While Congress reacted quickly, providing billions in relief, forbidding evictions and allowing forbearance, housing experts say there are better long-term solutions.
“When families face that those kinds of economic setbacks, they apply for housing assistance and they often have to wait for years to receive it, and so we do a poor job at getting housing assistance to people during their moment of need in this country,” said Ingrid Ellen, a professor at New York University.
Ellen is one of the authors of a paper commissioned by The Hamilton Project. It supports economic improvement initiatives.
The idea and title of the paper is Bolstering the Housing Safety Net. It proposes three automatic stabilizers to kick-in during times of financial crisis.
One idea is creating emergency rental assistance accounts.

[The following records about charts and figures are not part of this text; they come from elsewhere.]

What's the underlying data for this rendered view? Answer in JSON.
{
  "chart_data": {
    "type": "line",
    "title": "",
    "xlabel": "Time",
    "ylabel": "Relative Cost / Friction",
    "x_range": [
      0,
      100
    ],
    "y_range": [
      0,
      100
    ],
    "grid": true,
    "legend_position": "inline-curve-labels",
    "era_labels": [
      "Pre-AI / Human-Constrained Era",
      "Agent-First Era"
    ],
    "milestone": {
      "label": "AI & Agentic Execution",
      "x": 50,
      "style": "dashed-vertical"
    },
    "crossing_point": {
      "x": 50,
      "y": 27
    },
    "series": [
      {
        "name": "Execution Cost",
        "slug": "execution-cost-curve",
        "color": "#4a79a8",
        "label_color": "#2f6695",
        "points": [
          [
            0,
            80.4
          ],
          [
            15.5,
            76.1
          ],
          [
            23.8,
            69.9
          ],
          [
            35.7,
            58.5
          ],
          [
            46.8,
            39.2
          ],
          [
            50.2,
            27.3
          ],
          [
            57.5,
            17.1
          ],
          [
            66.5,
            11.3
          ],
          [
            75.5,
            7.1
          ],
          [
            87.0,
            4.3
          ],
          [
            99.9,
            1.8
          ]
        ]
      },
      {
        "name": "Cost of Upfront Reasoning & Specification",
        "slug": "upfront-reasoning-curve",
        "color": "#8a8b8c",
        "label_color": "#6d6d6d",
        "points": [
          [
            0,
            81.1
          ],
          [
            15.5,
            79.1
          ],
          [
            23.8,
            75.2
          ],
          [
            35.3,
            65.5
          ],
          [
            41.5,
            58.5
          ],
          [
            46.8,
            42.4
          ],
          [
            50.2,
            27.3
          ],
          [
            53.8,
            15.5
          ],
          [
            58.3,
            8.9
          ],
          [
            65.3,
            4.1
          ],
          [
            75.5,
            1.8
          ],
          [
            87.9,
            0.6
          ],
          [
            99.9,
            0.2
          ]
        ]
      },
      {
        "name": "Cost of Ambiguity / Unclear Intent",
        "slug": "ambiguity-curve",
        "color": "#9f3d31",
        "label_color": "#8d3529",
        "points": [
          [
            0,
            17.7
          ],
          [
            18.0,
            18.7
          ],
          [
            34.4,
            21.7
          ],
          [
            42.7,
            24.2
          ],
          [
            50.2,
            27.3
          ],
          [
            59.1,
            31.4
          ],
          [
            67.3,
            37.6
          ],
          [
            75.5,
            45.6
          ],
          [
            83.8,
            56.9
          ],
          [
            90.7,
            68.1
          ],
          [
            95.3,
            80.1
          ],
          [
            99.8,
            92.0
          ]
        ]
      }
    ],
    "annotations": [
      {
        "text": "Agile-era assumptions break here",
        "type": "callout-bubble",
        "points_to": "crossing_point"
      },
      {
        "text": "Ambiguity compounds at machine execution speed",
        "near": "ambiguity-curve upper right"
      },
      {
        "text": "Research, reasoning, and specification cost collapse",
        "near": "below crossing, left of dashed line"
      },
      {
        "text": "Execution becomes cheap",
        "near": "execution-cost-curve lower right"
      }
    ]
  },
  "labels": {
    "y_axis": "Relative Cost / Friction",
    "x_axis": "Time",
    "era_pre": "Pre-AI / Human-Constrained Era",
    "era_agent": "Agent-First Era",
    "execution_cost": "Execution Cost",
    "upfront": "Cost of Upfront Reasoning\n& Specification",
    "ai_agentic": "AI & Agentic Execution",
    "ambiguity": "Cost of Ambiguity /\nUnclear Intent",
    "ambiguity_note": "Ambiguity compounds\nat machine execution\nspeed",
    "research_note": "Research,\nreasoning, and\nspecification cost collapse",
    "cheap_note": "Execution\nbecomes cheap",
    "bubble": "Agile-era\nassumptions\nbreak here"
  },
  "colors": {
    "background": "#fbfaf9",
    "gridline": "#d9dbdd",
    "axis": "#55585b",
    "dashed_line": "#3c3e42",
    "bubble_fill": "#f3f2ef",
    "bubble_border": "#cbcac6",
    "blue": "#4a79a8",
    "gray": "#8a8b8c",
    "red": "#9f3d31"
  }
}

“And they wouldn't have to provide a lot of documentation or justification for why they need it at that moment, because that's precisely the kind of administrative burden that can slow the flow of funds to people and not get the dollars to people in their moment of need,” said Ellen.
The second is forbearance automatically kicking in instead of Americans having to reach out and ask their lender.
The third has to do with keeping money flowing to affordable housing projects during times of economic downturn when money tends to get pulled back.
“We propose basically allowing states and localities to convert their normal tax credits into just cash subsidies that they can provide directly to people to develop and preserve affordable housing,” said Ellen.
The affordable housing subsidies and automatic forbearance ideas wouldn't require any additional tax dollars.
Ellen estimates emergency rental assistance accounts would cost about $3 billion a year.